Consider how you might handle two identical conversations, one with a friend who you know well and one with a stranger. Suppose you’re faced with a conversation that has to be had – one where you need to correct some action that they are taking. How might you handle the two differently? For the friend, you will weigh the cost of every word – you need to be firm but you want them to know that you love and care for them. For the stranger, it’s much easier – just tell them like it is and help them understand it’s your way or the highway. When you’re able to handle situations like the second, it’s no longer personal, and without that personal impact, everything is cold. You lose out on real ministry to people – showing them love the way Jesus loves.

Pull back that curtain. Don’t allow a disconnect between your function and the people that you are serving, loving, and caring for. That is a responsibility we all bear, regardless of what function we find ourselves in.

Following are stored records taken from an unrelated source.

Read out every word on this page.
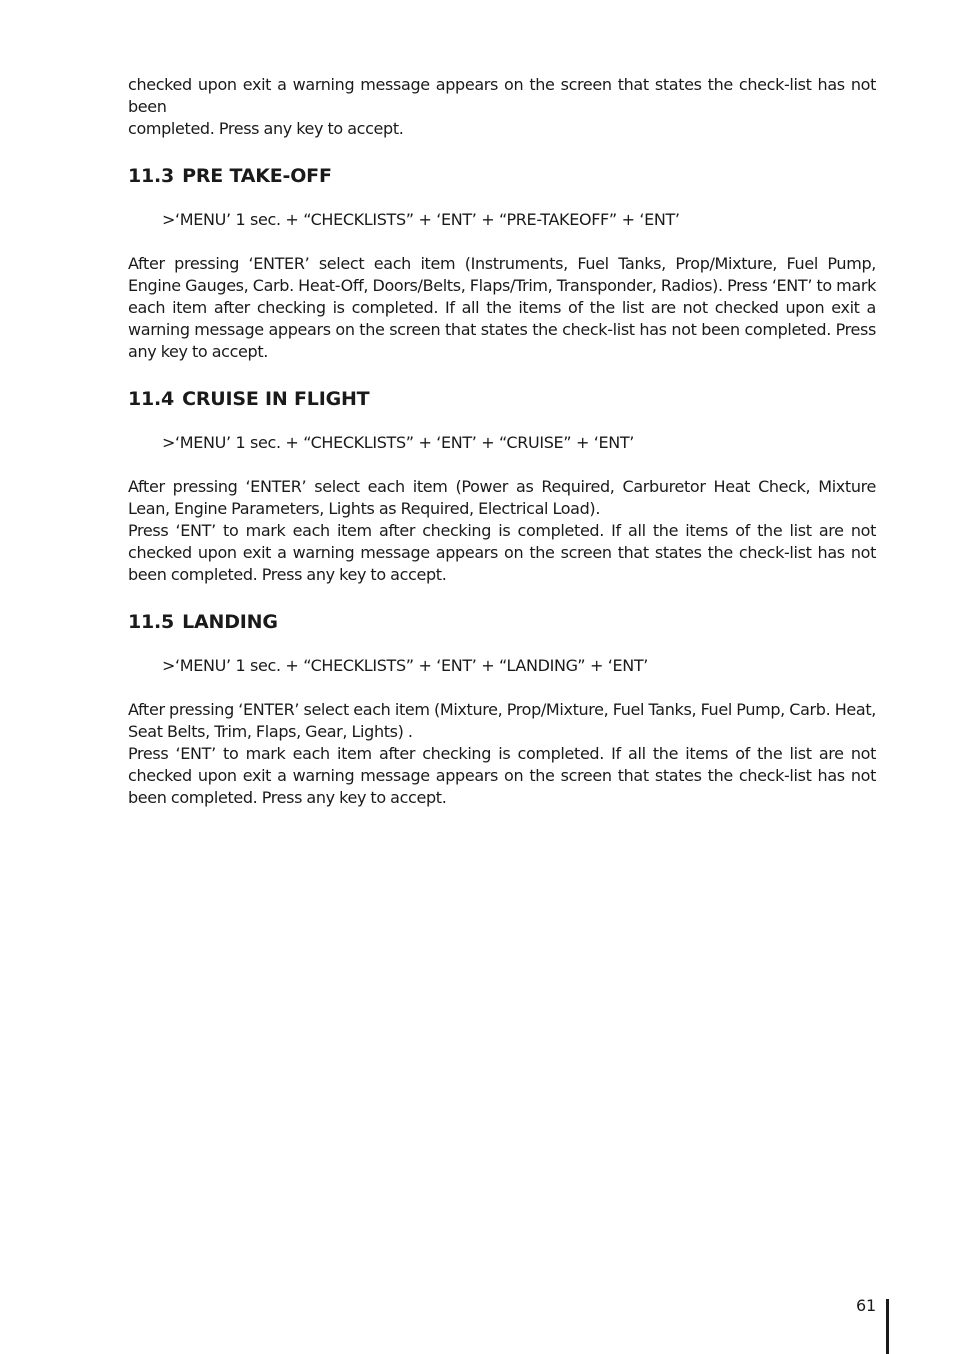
checked upon exit a warning message appears on the screen that states the check-list has not been
completed. Press any key to accept.

11.3 PRE TAKE-OFF

>‘MENU’ 1 sec. + “CHECKLISTS” + ‘ENT’ + “PRE-TAKEOFF” + ‘ENT’

After pressing ‘ENTER’ select each item (Instruments, Fuel Tanks, Prop/Mixture, Fuel Pump, Engine Gauges, Carb. Heat-Off, Doors/Belts, Flaps/Trim, Transponder, Radios). Press ‘ENT’ to mark each item after checking is completed. If all the items of the list are not checked upon exit a warning message appears on the screen that states the check-list has not been completed. Press any key to accept.

11.4 CRUISE IN FLIGHT

>‘MENU’ 1 sec. + “CHECKLISTS” + ‘ENT’ + “CRUISE” + ‘ENT’

After pressing ‘ENTER’ select each item (Power as Required, Carburetor Heat Check, Mixture Lean, Engine Parameters, Lights as Required, Electrical Load).

Press ‘ENT’ to mark each item after checking is completed. If all the items of the list are not checked upon exit a warning message appears on the screen that states the check-list has not been completed. Press any key to accept.

11.5 LANDING

>‘MENU’ 1 sec. + “CHECKLISTS” + ‘ENT’ + “LANDING” + ‘ENT’

After pressing ‘ENTER’ select each item (Mixture, Prop/Mixture, Fuel Tanks, Fuel Pump, Carb. Heat, Seat Belts, Trim, Flaps, Gear, Lights) .

Press ‘ENT’ to mark each item after checking is completed. If all the items of the list are not checked upon exit a warning message appears on the screen that states the check-list has not been completed. Press any key to accept.

61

As followers of Christ, we must demonstrate love. Consider Ephesians 5, 1 Corinthians 13, or Colossians 3, all which instruct us how to live in a way that demonstrates love and shows compassion.

2. If it is personal, how do we process it?

When we do get personal with these activities, the weight of that ministry can be heavy at times. Here’s what to remember:

– Trust Jesus: remind yourself that you are an ambassador, but He’s in charge.

Consider Matthew 11:28-30: This verse is for people who labor! Jesus isn’t saying, “take my yoke and lay down.” We’re putting the plow to the field, but we’re yoked up with Him and our burden becomes light because He is MUCH stronger. He’s telling us that we can rely on Him and He will bear that weight.

– Lean on others to bear your burdens with you.

Remember the picture of Moses in Exodus 17:8-13Moses was needed as God’s agent in this battle, but he got tired. And the team bore his burden with him. How amazing of a picture is it to read that Aaron and Hur held his hands up, gave him a place to sit, and supported him as he acted as God directed.

Whoever you serve with; a church staff team, a volunteer group, a small group, or any context where you are serving others in the name of Jesus, you can bear one another’s burdens. If we’re called to do something; to act on God’s behalf to show love and point to Jesus, and the weight of that gets to be heavy, be willing to let others in. Ask for prayer, share the struggle (if confidentiality allows) and look for ways that your Aaron and Hur can help hold up those heavy arms. It doesn’t always have to be you alone.


Let the work of ministry be personal. Don’t try and be the macho, emotionless person who is always strictly business. Don’t convince yourself that your function isn’t really impacting people. See beyond your function and to the people you are serving in Jesus’ name.